Treating Right-Sizing as a One-Time Project

Right-sizing in 2026 is continuous, not a project with an end date. Every lease decision, hybrid policy change, and headcount shift restarts the calibration, and a portfolio that was right-sized eighteen months ago may already be carrying the wrong mix.

The organizations that get this right treat utilization measurement as standing infrastructure. The analysis that took a quarter to assemble the first time becomes a standing view they consult every time a lease event or policy question comes up.

How VergeSense Supports Portfolio Right-Sizing

Right-sizing runs on two things: trustworthy measurement of how space is actually used, and the ability to model what happens next. The VergeSense platform provides both, so portfolio teams make decisions on evidence rather than devices and dashboards they still have to interpret alone.

Occupancy Intelligence is the measurement layer, unifying sensor data, WiFi data, and other occupancy data sources into building, floor, and neighborhood-level utilization across the portfolio.

For high-value individual spaces, the Infinity Area Sensor includes 95%+ accurate active and passive occupancy detection, with maintenance-free 10-year battery life.

On top of that foundation, Predictive Planning, powered by the Large Spatial Model and trained on 250M+ sq ft of measured workplace data, lets teams forecast the impact of headcount, policy, and consolidation scenarios that Step 4 demands.

The results show up in the numbers. For example, a biotechnology company avoided $13M a year in expansion costs after passive occupancy data revealed that much of its San Francisco headquarters was being held not by people but by personal belongings left on unassigned desks.

Rather than lease more space to relieve the apparent crunch, the team created dedicated areas for belongings, freeing the capacity they thought they lacked.

If your portfolio decisions are still resting on badge data and pre-pandemic ratios, the first step is seeing what measured demand actually looks like.

Right-size your portfolio against real demand. The 9th edition of the Occupancy Intelligence Index shares the 2025 utilization trends, peak-day, and space-mix benchmarks measured across 200+ global companies.

Read the Report →

FAQs About Right-Sizing a Corporate Real Estate Portfolio

How Often Should a Company Right-Size Its Real Estate Portfolio?

Continuously. Treat right-sizing as standing calibration rather than a periodic project: review utilization quarterly, and re-run the full analysis whenever a lease event, hybrid policy change, or material headcount shift occurs. Organizations with continuous occupancy measurement in place can respond to each trigger in days instead of commissioning a new study.

What's the Difference Between Right-Sizing and Downsizing a Portfolio?

Downsizing is a one-time reduction, usually driven by a cost mandate. Right-sizing is ongoing, data-driven calibration of space to measured demand, and it can result in shrinking, growing, consolidating, or reconfiguring.
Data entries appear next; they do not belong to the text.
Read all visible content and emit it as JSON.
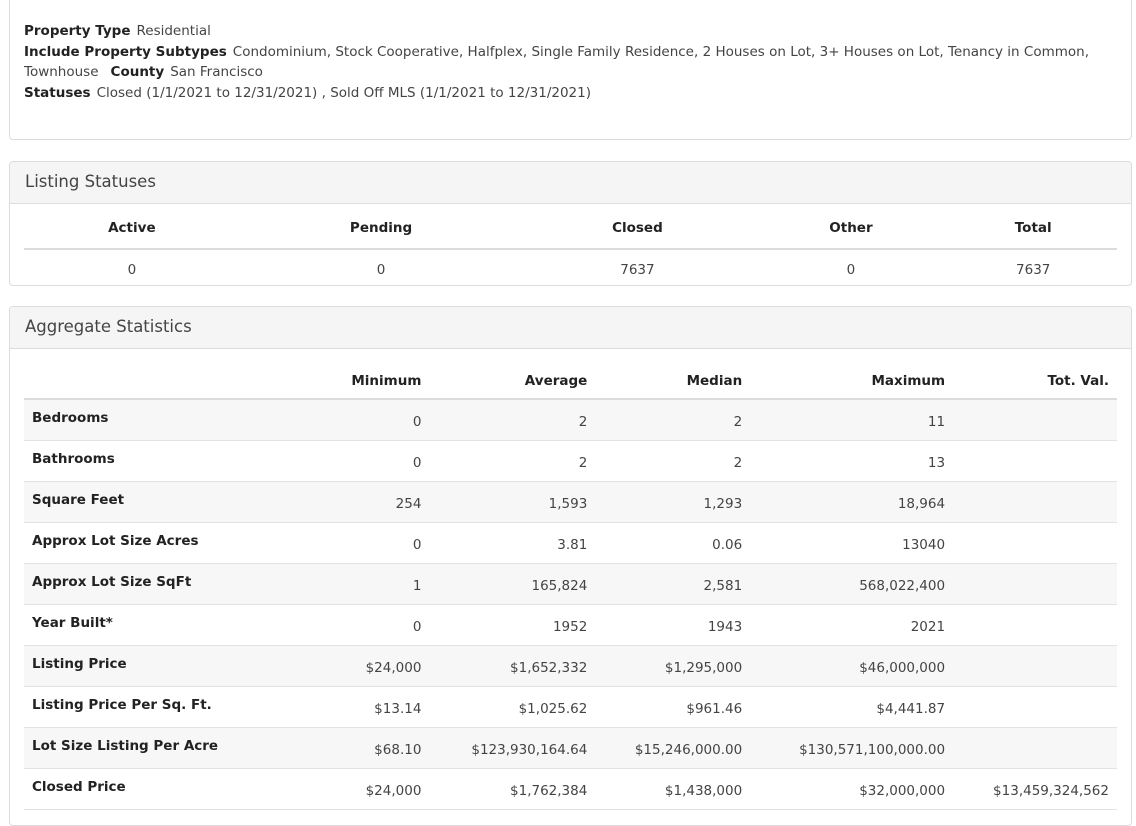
{
  "criteria": {
    "property_type_label": "Property Type",
    "property_type_value": "Residential",
    "subtypes_label": "Include Property Subtypes",
    "subtypes_value": "Condominium, Stock Cooperative, Halfplex, Single Family Residence, 2 Houses on Lot, 3+ Houses on Lot, Tenancy in Common, Townhouse",
    "county_label": "County",
    "county_value": "San Francisco",
    "statuses_label": "Statuses",
    "statuses_value": "Closed (1/1/2021 to 12/31/2021) , Sold Off MLS (1/1/2021 to 12/31/2021)"
  },
  "listing_statuses": {
    "title": "Listing Statuses",
    "headers": [
      "Active",
      "Pending",
      "Closed",
      "Other",
      "Total"
    ],
    "values": [
      "0",
      "0",
      "7637",
      "0",
      "7637"
    ]
  },
  "aggregate": {
    "title": "Aggregate Statistics",
    "headers": [
      "",
      "Minimum",
      "Average",
      "Median",
      "Maximum",
      "Tot. Val."
    ],
    "rows": [
      {
        "label": "Bedrooms",
        "cells": [
          "0",
          "2",
          "2",
          "11",
          ""
        ]
      },
      {
        "label": "Bathrooms",
        "cells": [
          "0",
          "2",
          "2",
          "13",
          ""
        ]
      },
      {
        "label": "Square Feet",
        "cells": [
          "254",
          "1,593",
          "1,293",
          "18,964",
          ""
        ]
      },
      {
        "label": "Approx Lot Size Acres",
        "cells": [
          "0",
          "3.81",
          "0.06",
          "13040",
          ""
        ]
      },
      {
        "label": "Approx Lot Size SqFt",
        "cells": [
          "1",
          "165,824",
          "2,581",
          "568,022,400",
          ""
        ]
      },
      {
        "label": "Year Built*",
        "cells": [
          "0",
          "1952",
          "1943",
          "2021",
          ""
        ]
      },
      {
        "label": "Listing Price",
        "cells": [
          "$24,000",
          "$1,652,332",
          "$1,295,000",
          "$46,000,000",
          ""
        ]
      },
      {
        "label": "Listing Price Per Sq. Ft.",
        "cells": [
          "$13.14",
          "$1,025.62",
          "$961.46",
          "$4,441.87",
          ""
        ]
      },
      {
        "label": "Lot Size Listing Per Acre",
        "cells": [
          "$68.10",
          "$123,930,164.64",
          "$15,246,000.00",
          "$130,571,100,000.00",
          ""
        ]
      },
      {
        "label": "Closed Price",
        "cells": [
          "$24,000",
          "$1,762,384",
          "$1,438,000",
          "$32,000,000",
          "$13,459,324,562"
        ]
      }
    ]
  }
}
A right-sized portfolio sometimes gets bigger; the point is matching space to demand, not cutting it.

What Utilization Data Do You Actually Need to Right-Size a Portfolio?

Four measures: average daily peak utilization, peak-day utilization (typically Tuesday and Wednesday), demand broken out by building, floor, and neighborhood, and the gap between booked and actually used space. Peak-day capacity is the number portfolio decisions should plan against, because averages describe a day that rarely exists.

Can You Right-Size a Portfolio Without Sensors?

You can start. Tools like Predictive Planning model capacity scenarios from a floor plan, headcount, and policy inputs, with no hardware required. But validating decisions and tracking them over time requires measured occupancy data, since badge and booking systems miss too much actual use to carry a major lease decision alone.